La musique de Bruce Springsteen m'accompagnant depuis plus de quarante ans, ce n'est rien de dire que j'attendais le film de Scott Cooper, Springsteen : Deliver Me from Nowhere. A quelques jours de la sortie, j'ai commencé à me demander si le film serait à la hauteur, à la hauteur en tant que film de cinéma. Après tout, j'ai vu beaucoup de choses sur le Boss, des concerts bien entendu, mais aussi des documentaires, dont plusieurs qui montrent ses séances de travail et j'ai toujours trouvé ça passionnant. L'ambition affichée de Cooper, responsable également du scénario, est de ne pas tomber dans la biographie filmée en s'attachent au travail de Springsteen sur la création de son album Nebraska de 1982. Bon, ça vous l'avez sans doute déjà lu quelque part. Le problème de ce type de films, c'est que les personnes qui aiment le sujet, le personnage réel, le connaissent souvent très bien et aimeraient bien pénétrer en profondeur dans le processus créatif de l’œuvre qu'ils admirent. Le modèle limite, ce serait Le Mystère Picasso (1955) de Henri-Georges Clouzot où l'on suit en temps réel le cheminement de l'inspiration du peintre. Hélas, le plus souvent, les concepteurs de ces films veulent séduire un public plus large et créent de la fiction « inspirée d'une histoire vraie », des histoires de traumatisme, d'identité, de cul, de drogue, de je ne sais quoi, qui relèguent la création au second plan et agacent les admirateurs qui ne sont pas venus pour ça. Il vaut mieux, alors, faire une fiction revendiquée comme Steven Spielberg avec The Fablemans (2022), à la fois plus honnête et plus éclairant.

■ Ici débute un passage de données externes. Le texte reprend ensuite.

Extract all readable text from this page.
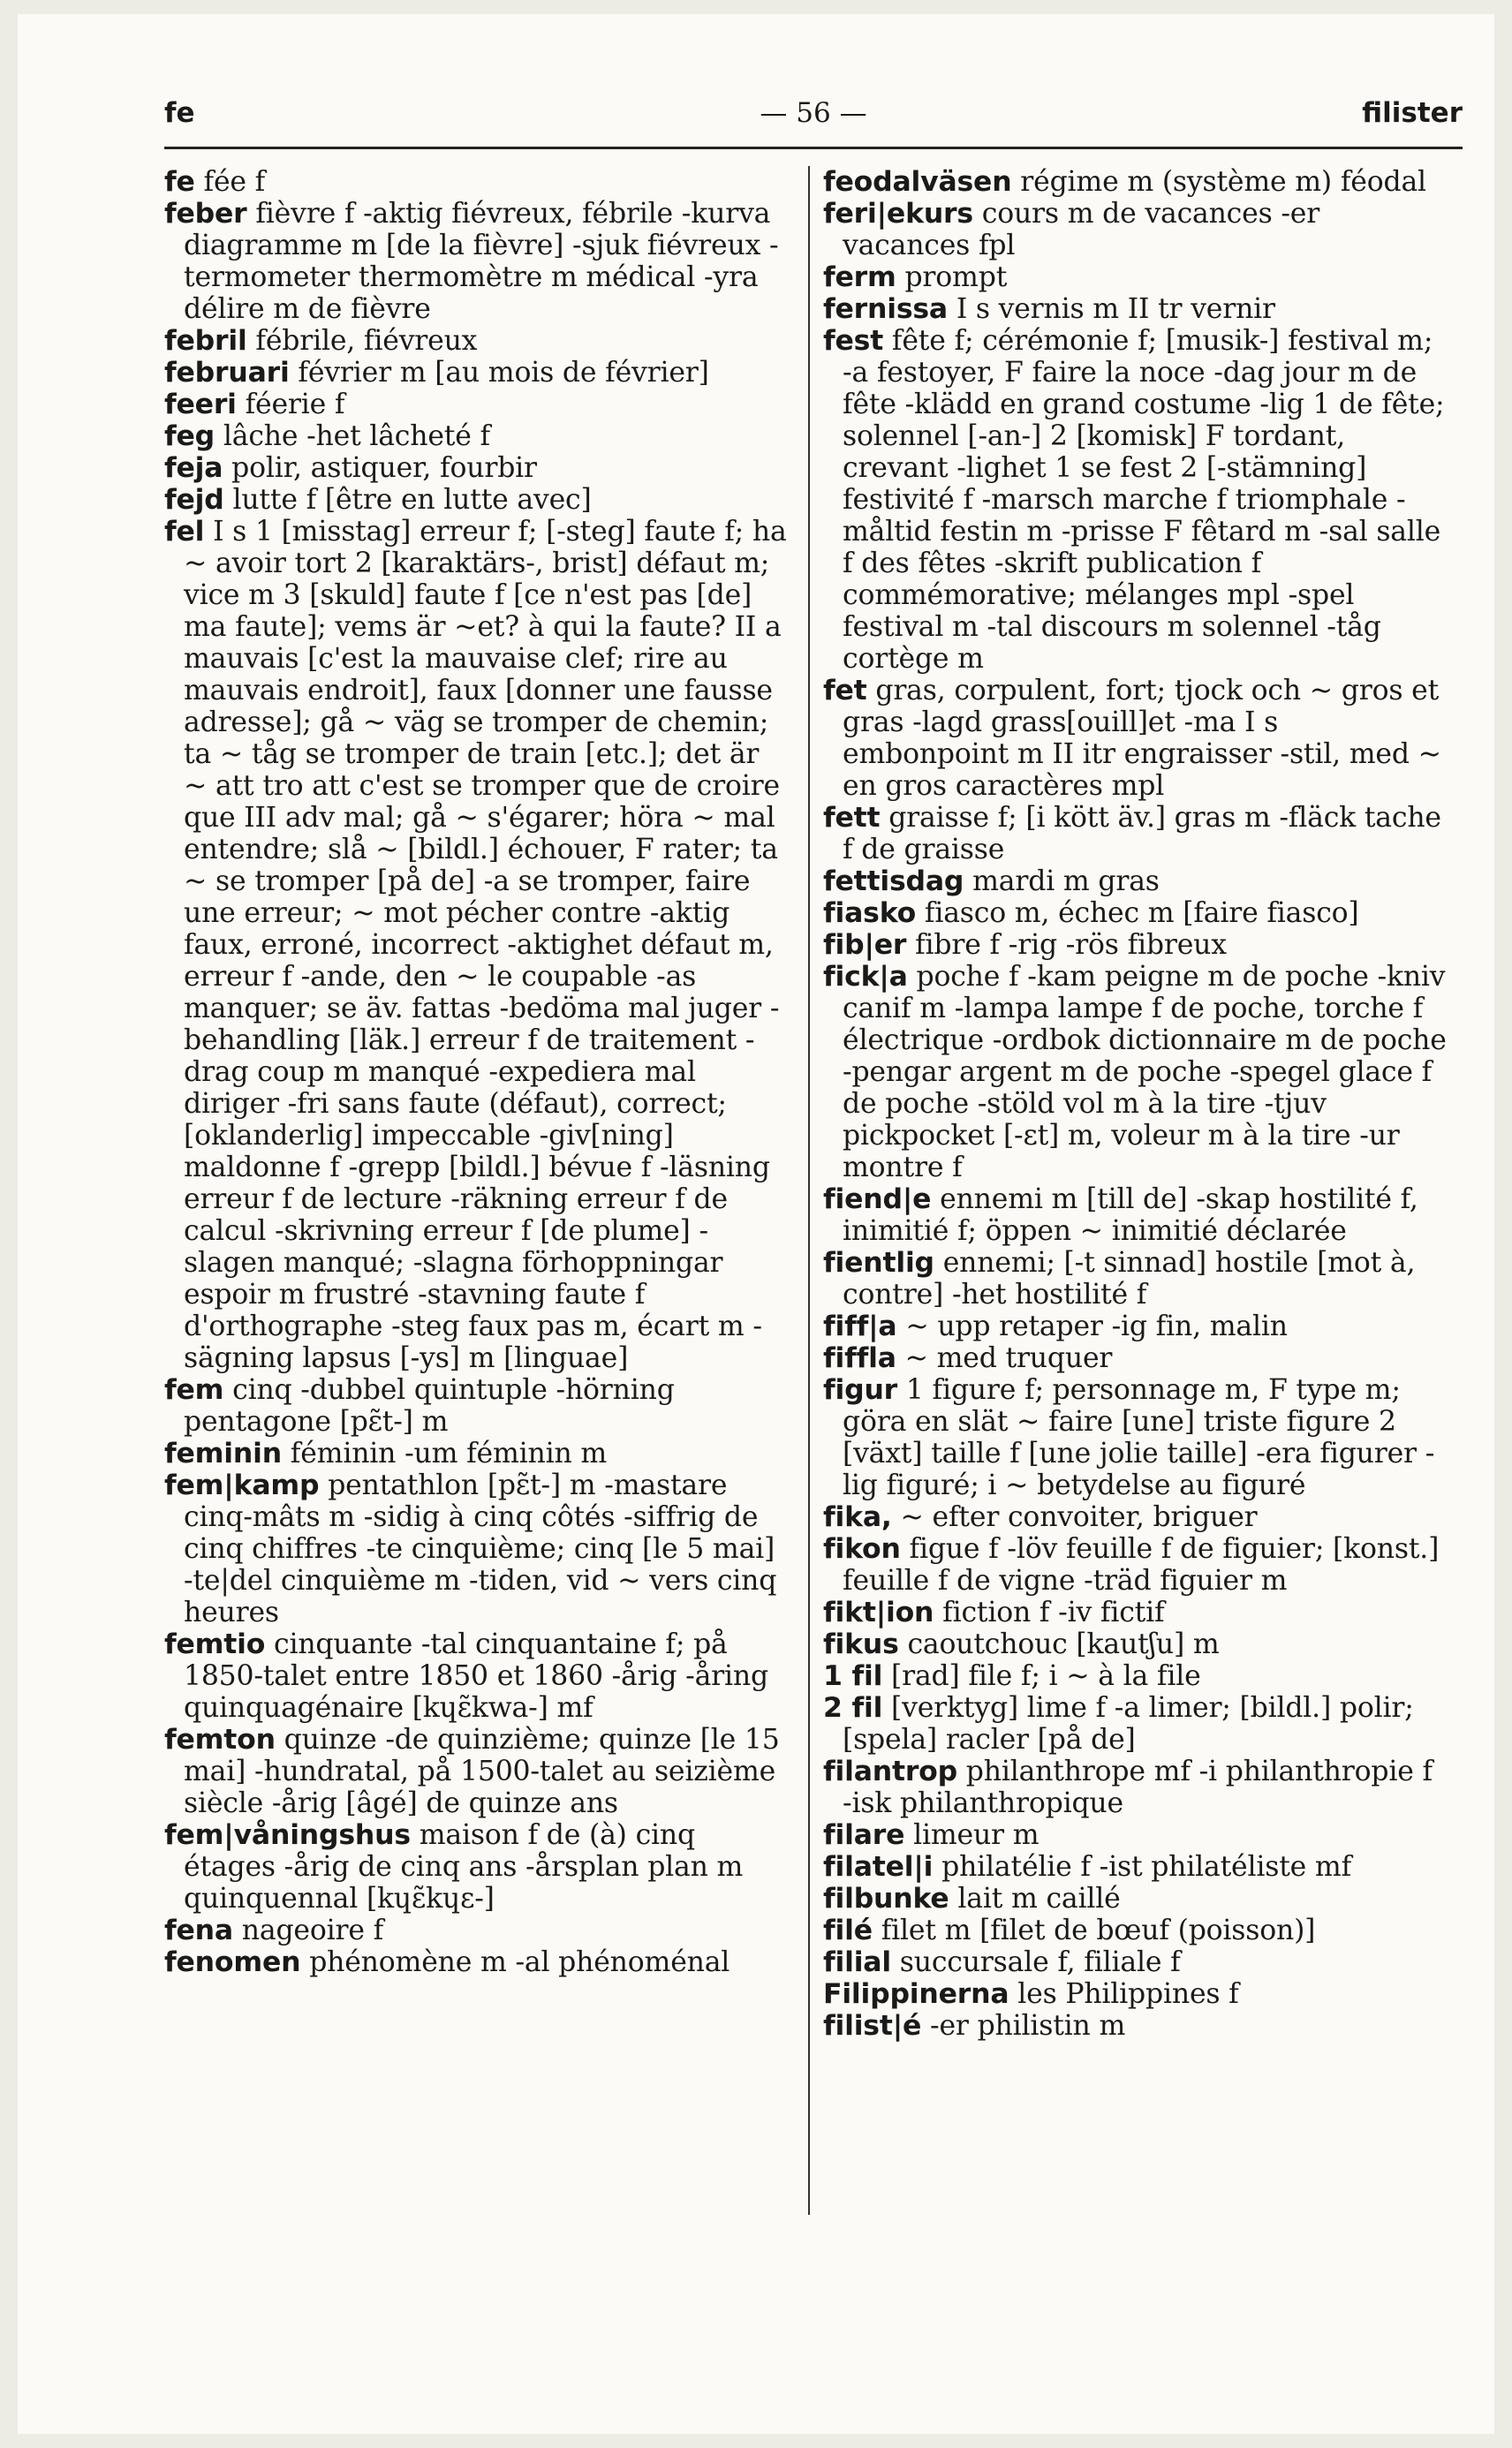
fe	— 56 —	filister

fe fée f

feber fièvre f -aktig fiévreux, fébrile -kurva diagramme m [de la fièvre] -sjuk fiévreux -termometer thermomètre m médical -yra délire m de fièvre

febril fébrile, fiévreux

februari février m [au mois de février]

feeri féerie f

feg lâche -het lâcheté f

feja polir, astiquer, fourbir

fejd lutte f [être en lutte avec]

fel I s 1 [misstag] erreur f; [-steg] faute f; ha ~ avoir tort 2 [karaktärs-, brist] défaut m; vice m 3 [skuld] faute f [ce n'est pas [de] ma faute]; vems är ~et? à qui la faute? II a mauvais [c'est la mauvaise clef; rire au mauvais endroit], faux [donner une fausse adresse]; gå ~ väg se tromper de chemin; ta ~ tåg se tromper de train [etc.]; det är ~ att tro att c'est se tromper que de croire que III adv mal; gå ~ s'égarer; höra ~ mal entendre; slå ~ [bildl.] échouer, F rater; ta ~ se tromper [på de] -a se tromper, faire une erreur; ~ mot pécher contre -aktig faux, erroné, incorrect -aktighet défaut m, erreur f -ande, den ~ le coupable -as manquer; se äv. fattas -bedöma mal juger -behandling [läk.] erreur f de traitement -drag coup m manqué -expediera mal diriger -fri sans faute (défaut), correct; [oklanderlig] impeccable -giv[ning] maldonne f -grepp [bildl.] bévue f -läsning erreur f de lecture -räkning erreur f de calcul -skrivning erreur f [de plume] -slagen manqué; -slagna förhoppningar espoir m frustré -stavning faute f d'orthographe -steg faux pas m, écart m -sägning lapsus [-ys] m [linguae]

fem cinq -dubbel quintuple -hörning pentagone [pɛ̃t-] m

feminin féminin -um féminin m

fem|kamp pentathlon [pɛ̃t-] m -mastare cinq-mâts m -sidig à cinq côtés -siffrig de cinq chiffres -te cinquième; cinq [le 5 mai] -te|del cinquième m -tiden, vid ~ vers cinq heures

femtio cinquante -tal cinquantaine f; på 1850-talet entre 1850 et 1860 -årig -åring quinquagénaire [kɥɛ̃kwa-] mf

femton quinze -de quinzième; quinze [le 15 mai] -hundratal, på 1500-talet au seizième siècle -årig [âgé] de quinze ans

fem|våningshus maison f de (à) cinq étages -årig de cinq ans -årsplan plan m quinquennal [kɥɛ̃kɥɛ-]

fena nageoire f

fenomen phénomène m -al phénoménal

feodalväsen régime m (système m) féodal

feri|ekurs cours m de vacances -er vacances fpl

ferm prompt

fernissa I s vernis m II tr vernir

fest fête f; cérémonie f; [musik-] festival m; -a festoyer, F faire la noce -dag jour m de fête -klädd en grand costume -lig 1 de fête; solennel [-an-] 2 [komisk] F tordant, crevant -lighet 1 se fest 2 [-stämning] festivité f -marsch marche f triomphale -måltid festin m -prisse F fêtard m -sal salle f des fêtes -skrift publication f commémorative; mélanges mpl -spel festival m -tal discours m solennel -tåg cortège m

fet gras, corpulent, fort; tjock och ~ gros et gras -lagd grass[ouill]et -ma I s embonpoint m II itr engraisser -stil, med ~ en gros caractères mpl

fett graisse f; [i kött äv.] gras m -fläck tache f de graisse

fettisdag mardi m gras

fiasko fiasco m, échec m [faire fiasco]

fib|er fibre f -rig -rös fibreux

fick|a poche f -kam peigne m de poche -kniv canif m -lampa lampe f de poche, torche f électrique -ordbok dictionnaire m de poche -pengar argent m de poche -spegel glace f de poche -stöld vol m à la tire -tjuv pickpocket [-ɛt] m, voleur m à la tire -ur montre f

fiend|e ennemi m [till de] -skap hostilité f, inimitié f; öppen ~ inimitié déclarée

fientlig ennemi; [-t sinnad] hostile [mot à, contre] -het hostilité f

fiff|a ~ upp retaper -ig fin, malin

fiffla ~ med truquer

figur 1 figure f; personnage m, F type m; göra en slät ~ faire [une] triste figure 2 [växt] taille f [une jolie taille] -era figurer -lig figuré; i ~ betydelse au figuré

fika, ~ efter convoiter, briguer

fikon figue f -löv feuille f de figuier; [konst.] feuille f de vigne -träd figuier m

fikt|ion fiction f -iv fictif

fikus caoutchouc [kautʃu] m

1 fil [rad] file f; i ~ à la file

2 fil [verktyg] lime f -a limer; [bildl.] polir; [spela] racler [på de]

filantrop philanthrope mf -i philanthropie f -isk philanthropique

filare limeur m

filatel|i philatélie f -ist philatéliste mf

filbunke lait m caillé

filé filet m [filet de bœuf (poisson)]

filial succursale f, filiale f

Filippinerna les Philippines f

filist|é -er philistin m
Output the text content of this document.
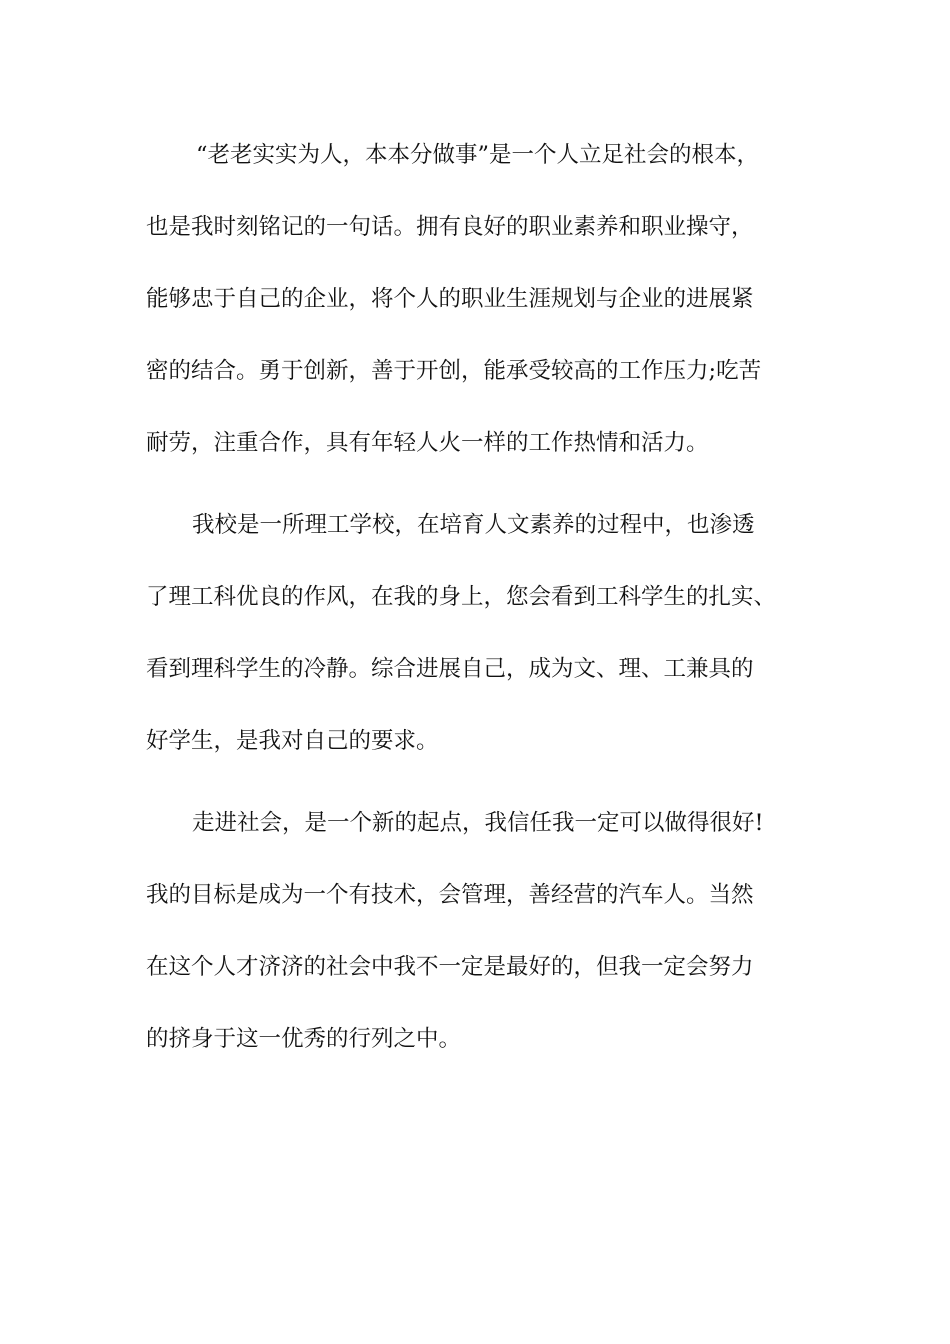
“老老实实为人，本本分做事”是一个人立足社会的根本，

也是我时刻铭记的一句话。拥有良好的职业素养和职业操守，

能够忠于自己的企业，将个人的职业生涯规划与企业的进展紧

密的结合。勇于创新，善于开创，能承受较高的工作压力;吃苦

耐劳，注重合作，具有年轻人火一样的工作热情和活力。

我校是一所理工学校，在培育人文素养的过程中，也渗透

了理工科优良的作风，在我的身上，您会看到工科学生的扎实、

看到理科学生的冷静。综合进展自己，成为文、理、工兼具的

好学生，是我对自己的要求。

走进社会，是一个新的起点，我信任我一定可以做得很好!

我的目标是成为一个有技术，会管理，善经营的汽车人。当然

在这个人才济济的社会中我不一定是最好的，但我一定会努力

的挤身于这一优秀的行列之中。
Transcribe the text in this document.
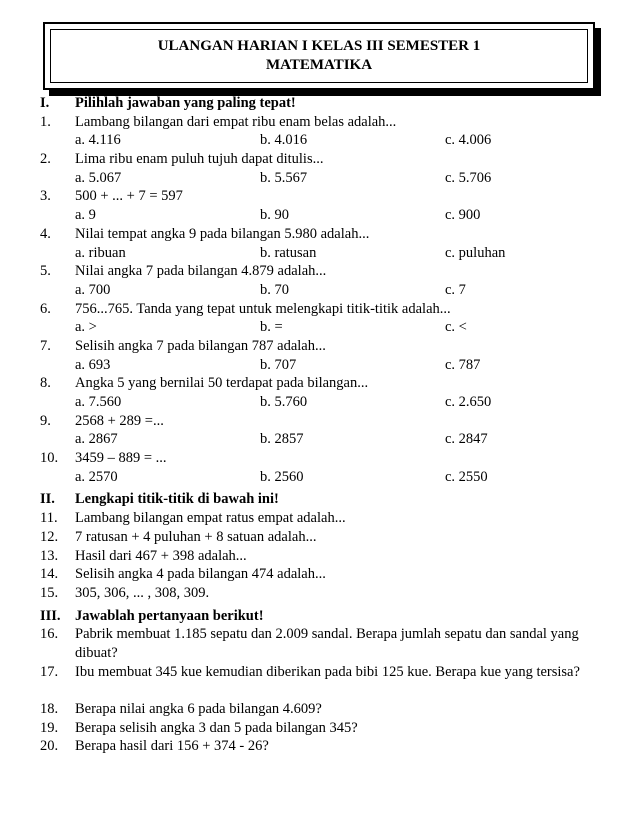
ULANGAN HARIAN I KELAS III SEMESTER 1
MATEMATIKA
I.	Pilihlah jawaban yang paling tepat!
1.	Lambang bilangan dari empat ribu enam belas adalah...
a. 4.116	b. 4.016	c. 4.006
2.	Lima ribu enam puluh tujuh dapat ditulis...
a. 5.067	b. 5.567	c. 5.706
3.	500 + ... + 7 = 597
a. 9	b. 90	c. 900
4.	Nilai tempat angka 9 pada bilangan 5.980 adalah...
a. ribuan	b. ratusan	c. puluhan
5.	Nilai angka 7 pada bilangan 4.879 adalah...
a. 700	b. 70	c. 7
6.	756...765. Tanda yang tepat untuk melengkapi titik-titik adalah...
a. >	b. =	c. <
7.	Selisih angka 7 pada bilangan 787 adalah...
a. 693	b. 707	c. 787
8.	Angka 5 yang bernilai 50 terdapat pada bilangan...
a. 7.560	b. 5.760	c. 2.650
9.	2568 + 289 =...
a. 2867	b. 2857	c. 2847
10.	3459 – 889 = ...
a. 2570	b. 2560	c. 2550
II.	Lengkapi titik-titik di bawah ini!
11.	Lambang bilangan empat ratus empat adalah...
12.	7 ratusan + 4 puluhan + 8 satuan adalah...
13.	Hasil dari 467 + 398 adalah...
14.	Selisih angka 4 pada bilangan 474 adalah...
15.	305, 306, ... , 308, 309.
III. Jawablah pertanyaan berikut!
16.	Pabrik membuat 1.185 sepatu dan 2.009 sandal. Berapa jumlah sepatu dan sandal yang dibuat?
17.	Ibu membuat 345 kue kemudian diberikan pada bibi 125 kue. Berapa kue yang tersisa?
18.	Berapa nilai angka 6 pada bilangan 4.609?
19.	Berapa selisih angka 3 dan 5 pada bilangan 345?
20.	Berapa hasil dari 156 + 374 - 26?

scott cooper,bruce springsteen

Les cinq premières minutes de Springsteen : Deliver Me from Nowhere m'ont saisi. Souvenir d'enfance en noir et blanc qui s'efface pour laisser place à la dernière chanson de sa tournée The River Tour de 1980/1981. Même si l'effet est étrange de voir le E-Street Band incarné par des comédiens, la chanson c'est Born To Run et Jeremy Allen White dans le rôle de Springsteen est immédiatement convainquant. Fin du concert, Springsteen seul dans sa loge a un coup de blues, le récit peut commencer. A partir de là, il y a tout ce qui fonctionne. Ce qui relève de l’inspiration, le retour dans sa ville natale qu'il arpente comme un zombie à la recherche de fantômes, passant et repassant devant sa maison qui, comme le faisait remarquer quelqu'un, ressemble à celle du Halloween de John Carpenter. Il y a le rapport de Springsteen au cinéma, qui déclenche son écriture, comme le film de Terrence Malik, La Balade sauvage (Badlands, 1973), source de la chanson Nebraska, ou La Nuit du chasseur (Night of the Hunter, 1955) de Charles Laughton, qu'il avait vu avec son père. Il y a ses lectures et l'ambiance automnale, très réussie, grâce à la photographie de Masanobu Takayanagi. Il y a aussi tout ce qui se rapporte à la technique, son enregistrement sur un quatre pistes dont les défauts vont créer le son décharné et envoûtant qui est la marque de l'album, et qu'il va s'échiner à retrouver en studio. Tout cela c'est vachement bien rendu, mis en scène avec précision et clarté. Rien à dire. Autre aspect très réussi, la relation entre Springsteen et son manager, Jon Landau, celui qui avait « vu le futur du rock and roll » en 1975. L'amitié entre les deux hommes est palpable, décrite avec finesse et force et l'on comprend la façon dont Landau comprend Springsteen et peut ainsi le défendre et l'aider à concrétiser sa vision artistique. C'est aussi lui qui pourra l'envoyer chez un psy quand la dépression du chanteur menacera de l'engloutir.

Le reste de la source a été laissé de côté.